Extrait de l'œuvre
Les tourterelles et les corbeaux, conte canaque
Poindi, un chasseur canaque, raconte à son fils que la famine règnait chez les oiseaux ; Joli-Bec, une tourterelle, alla chercher auprès de la Reine-des-Anguilles un secret qui les sauverait : il s'agissait de trouver un oiseau qui aurait le bec assez fort pour casser la noix de bancoul et leur permettre d'en manger la pulpe. Mais les corbeaux avaient entendu son récit...
Ils partirent à la recherche d'une noix de bancoul.
Le corbeau aux bains de boue fut le premier à en trouver une, et, effectivement, il put fort bien la saisir dans son bec.
Son ami le pourchassa pour la lui arracher.
Ce jeu les amena sur la grosse branche du tamanou que tu vois.
Les tourterelles étaient blotties dans une touffe de liane, tout près.
Sur la grosse branche, ils s'amusèrent à lutter à qui aurait le fruit dans son bec... tant et si bien qu'ils le laissèrent échapper et qu'il vint se briser contre ce rocher plat, juste au-dessous d'eux.
Les deux amis, tout penauds d'avoir perdu leur jouet, regardaient en bas d'un air consterné.
Les tourterelles, effrayées de voir que leur secret était en la possession de ces grossiers personnages, avaient suivi la scène avec passion.
Quand la noix s'ouvrit, montrant sa riche pulpe blanche, elles se précipitèrent pour y goûter.
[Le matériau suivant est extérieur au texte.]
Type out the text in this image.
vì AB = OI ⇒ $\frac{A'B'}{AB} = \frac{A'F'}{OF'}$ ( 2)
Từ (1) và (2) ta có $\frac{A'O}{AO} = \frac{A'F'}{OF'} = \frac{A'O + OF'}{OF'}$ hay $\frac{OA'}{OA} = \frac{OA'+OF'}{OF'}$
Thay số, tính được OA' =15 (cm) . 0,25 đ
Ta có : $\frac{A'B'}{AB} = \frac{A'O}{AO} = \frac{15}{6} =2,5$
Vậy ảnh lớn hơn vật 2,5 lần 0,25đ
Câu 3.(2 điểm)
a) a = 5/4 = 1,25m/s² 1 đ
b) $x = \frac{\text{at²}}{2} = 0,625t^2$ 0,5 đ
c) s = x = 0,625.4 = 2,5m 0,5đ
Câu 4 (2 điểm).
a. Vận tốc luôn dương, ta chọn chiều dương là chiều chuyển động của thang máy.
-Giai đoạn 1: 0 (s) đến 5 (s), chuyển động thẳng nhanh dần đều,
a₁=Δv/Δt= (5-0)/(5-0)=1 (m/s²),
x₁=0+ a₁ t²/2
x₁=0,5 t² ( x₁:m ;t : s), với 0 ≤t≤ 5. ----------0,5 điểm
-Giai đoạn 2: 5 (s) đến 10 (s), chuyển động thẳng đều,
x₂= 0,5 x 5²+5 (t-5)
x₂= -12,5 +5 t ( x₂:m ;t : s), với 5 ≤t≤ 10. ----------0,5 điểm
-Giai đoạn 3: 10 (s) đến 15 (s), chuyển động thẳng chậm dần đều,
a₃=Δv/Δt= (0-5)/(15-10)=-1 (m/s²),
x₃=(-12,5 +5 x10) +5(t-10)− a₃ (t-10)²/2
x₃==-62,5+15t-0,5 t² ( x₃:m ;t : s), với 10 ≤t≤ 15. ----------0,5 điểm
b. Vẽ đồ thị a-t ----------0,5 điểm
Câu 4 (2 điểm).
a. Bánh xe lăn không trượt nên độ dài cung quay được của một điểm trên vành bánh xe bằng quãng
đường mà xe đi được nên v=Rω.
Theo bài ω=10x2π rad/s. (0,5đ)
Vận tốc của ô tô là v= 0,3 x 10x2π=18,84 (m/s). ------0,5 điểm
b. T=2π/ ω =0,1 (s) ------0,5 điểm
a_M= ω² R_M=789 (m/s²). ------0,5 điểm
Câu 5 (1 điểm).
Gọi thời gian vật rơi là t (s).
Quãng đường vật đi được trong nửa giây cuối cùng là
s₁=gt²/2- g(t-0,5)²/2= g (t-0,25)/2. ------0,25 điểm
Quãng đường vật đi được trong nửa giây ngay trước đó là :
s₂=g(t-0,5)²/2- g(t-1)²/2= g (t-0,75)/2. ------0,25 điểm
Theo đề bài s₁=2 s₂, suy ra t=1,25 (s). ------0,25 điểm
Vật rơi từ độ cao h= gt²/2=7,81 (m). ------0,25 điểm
C'était merveilleux.
Du haut de leur perchoir, les corbeaux ne trouvèrent point cela à leur gré. Mais ils arrivèrent trop tard. Tout était mangé.
Ils se répandirent en menaces et partirent chercher d'autres noix de bancoul.
Cette fois ils les brisèrent sans tarder et vinrent assez vite au sol pour y goûter.
Après quoi, ils chassèrent les tourterelles et décrétèrent que, par droit de conquête, le secret leur appartenait. La peine de mort serait le châtiment de l'impudent qui tenterait de leur dérober leur bien.
Ils avaient compté sans les lois de la nature.
Les tourterelles avaient été obligées de fuir, c'est vrai. Mais la plus vieille leur donna ce conseil :
« Laissez les corbeaux briser les noix pour nous. Ne vous inquiétez pas de leurs prétentions. Notre vol est beaucoup plus rapide que le leur. Cachez-vous près du lieu où ils opèrent et saisissez avant eux le fruit qui est nôtre. »
Ainsi firent-elles. Et depuis ces jours lointains, la chose continue. Les corbeaux, pris à leur propre piège, sont obligés, en se nourrissant eux-mêmes, de nourrir les oiseaux qu'ils voulurent spolier. Ainsi l'a voulu la nature qui avait oublié de donner à la tourterelle un bec assez gros pour saisir la noix de bancoul.
Jean Mariotti, "Les Contes de Poindi", Stock, 1941, réédition 1979 p. 111-113.